La Restauración Meiji de 1867 convirtió Japón en una nación industrial. Se instauraron los partidos políticos y el parlamento, al igual que un poderoso ejército. Los tekiya prosperaron, ya que sus actividades no eran ilegales (al menos en la superficie), mientras que los bakuto tuvieron que andarse con pies de plomo debido a una mayor persecución policial. Con sus trapicheos de juego a la sombra, se asomaron al sector de la construcción y estrecharon lazos con algunas figuras políticas. De hecho, el gobierno recurrió a estas bandas para la ocupación de Manchuria e instauró otras tantas bajo un estricto entrenamiento en cuanto a idiomas, asesinato y chantaje.
Llegó entonces el bombardeo de Pearl Harbor y la ocupación estadounidense. Los americanos encontraron en la Yakuza toda una amenaza, iniciándose una persecución sin cuartel hasta 1948, cuando el problema se consideró erradicado. O eso creían, pues el racionamiento dio alas al mercado negro y con éste a las propias bandas, que no tenían problemas para enfrentarse a una policía civil desarmada. Máxime cuando algunos oficiales, deseosos de recuperar su nación, comenzaron a ayudarles.

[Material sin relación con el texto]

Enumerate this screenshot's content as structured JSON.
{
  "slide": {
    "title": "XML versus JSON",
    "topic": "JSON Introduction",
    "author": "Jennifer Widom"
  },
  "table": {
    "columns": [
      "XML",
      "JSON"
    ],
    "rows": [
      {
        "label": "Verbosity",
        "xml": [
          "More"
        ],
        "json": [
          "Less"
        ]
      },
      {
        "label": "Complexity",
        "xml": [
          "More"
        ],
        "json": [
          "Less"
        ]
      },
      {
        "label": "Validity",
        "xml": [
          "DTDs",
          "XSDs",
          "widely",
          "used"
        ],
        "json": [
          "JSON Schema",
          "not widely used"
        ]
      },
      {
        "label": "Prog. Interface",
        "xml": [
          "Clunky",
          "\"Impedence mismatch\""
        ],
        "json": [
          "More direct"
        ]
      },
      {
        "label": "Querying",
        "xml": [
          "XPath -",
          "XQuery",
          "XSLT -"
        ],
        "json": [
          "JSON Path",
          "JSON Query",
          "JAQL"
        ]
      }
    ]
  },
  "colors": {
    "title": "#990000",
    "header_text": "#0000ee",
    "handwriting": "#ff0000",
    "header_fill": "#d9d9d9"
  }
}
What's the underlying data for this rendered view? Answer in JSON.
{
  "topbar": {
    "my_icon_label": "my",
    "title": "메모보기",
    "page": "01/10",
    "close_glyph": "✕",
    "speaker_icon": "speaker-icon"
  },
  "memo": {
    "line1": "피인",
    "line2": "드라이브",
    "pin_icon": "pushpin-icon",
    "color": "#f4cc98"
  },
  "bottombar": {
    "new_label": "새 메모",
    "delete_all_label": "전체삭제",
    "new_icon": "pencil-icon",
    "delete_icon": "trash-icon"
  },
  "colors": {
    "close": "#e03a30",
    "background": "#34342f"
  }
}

Esta nueva Yakuza abandonó las espadas en favor de las pistolas y, no contenta con amenazar a vendedores o corredores de apuestas, puso su mira en ciudadanos corrientes. Inspirándose en las cintas americanas de gangsters, comenzó a vestir con traje y corbata negros, camisa blanca y gafas de sol. Su proliferación fue tal que entre 1958 y 1963 el número de miembros se incrementó un 150% (hasta los 184.000, superando al mismísimo ejército japonés). Con tanto gallo en el corral y tan poco territorio por el que expandirse, no tardaron en correr los ríos de sangre.
Un hombre llegó para poner paz entre las muchas facciones existentes: Yoshio Kodama. Miembro del grupo ultranacionalista Kenkoku-Kai (Asociación de la Fundación Nacional), trabajó como espía para el gobierno japonés entre finales de 1930 y comienzos de la década de los 40, lo que le valió el nombramiento de contraalmirante y asesor del primer ministro. En 1946 fue encarcelado, llegando a un acuerdo con la sección G-2 de las fuerzas de ocupación: serviría de enlace entre ésta y la imparable Yakuza.
A comienzos de los 60 y gracias a su impresionante red de contactos (se le llegó a conocer como «el Padrino japonés»), consiguió que muchos clanes unieran fuerzas en lugar de masacrarse. Así, se sentaron las bases del grupo Yakuza más grande de todo Japón, los Yamaguchi-gumi. En 1983, dos años tras la muerte de su tercer oyabun (Kazuo Taoka), el sindicato congregó a 13.346 miembros repartidos en 587 clanes. Controlaba la friolera de 2.500 negocios y 36 de las 47 prefecturas japonesas.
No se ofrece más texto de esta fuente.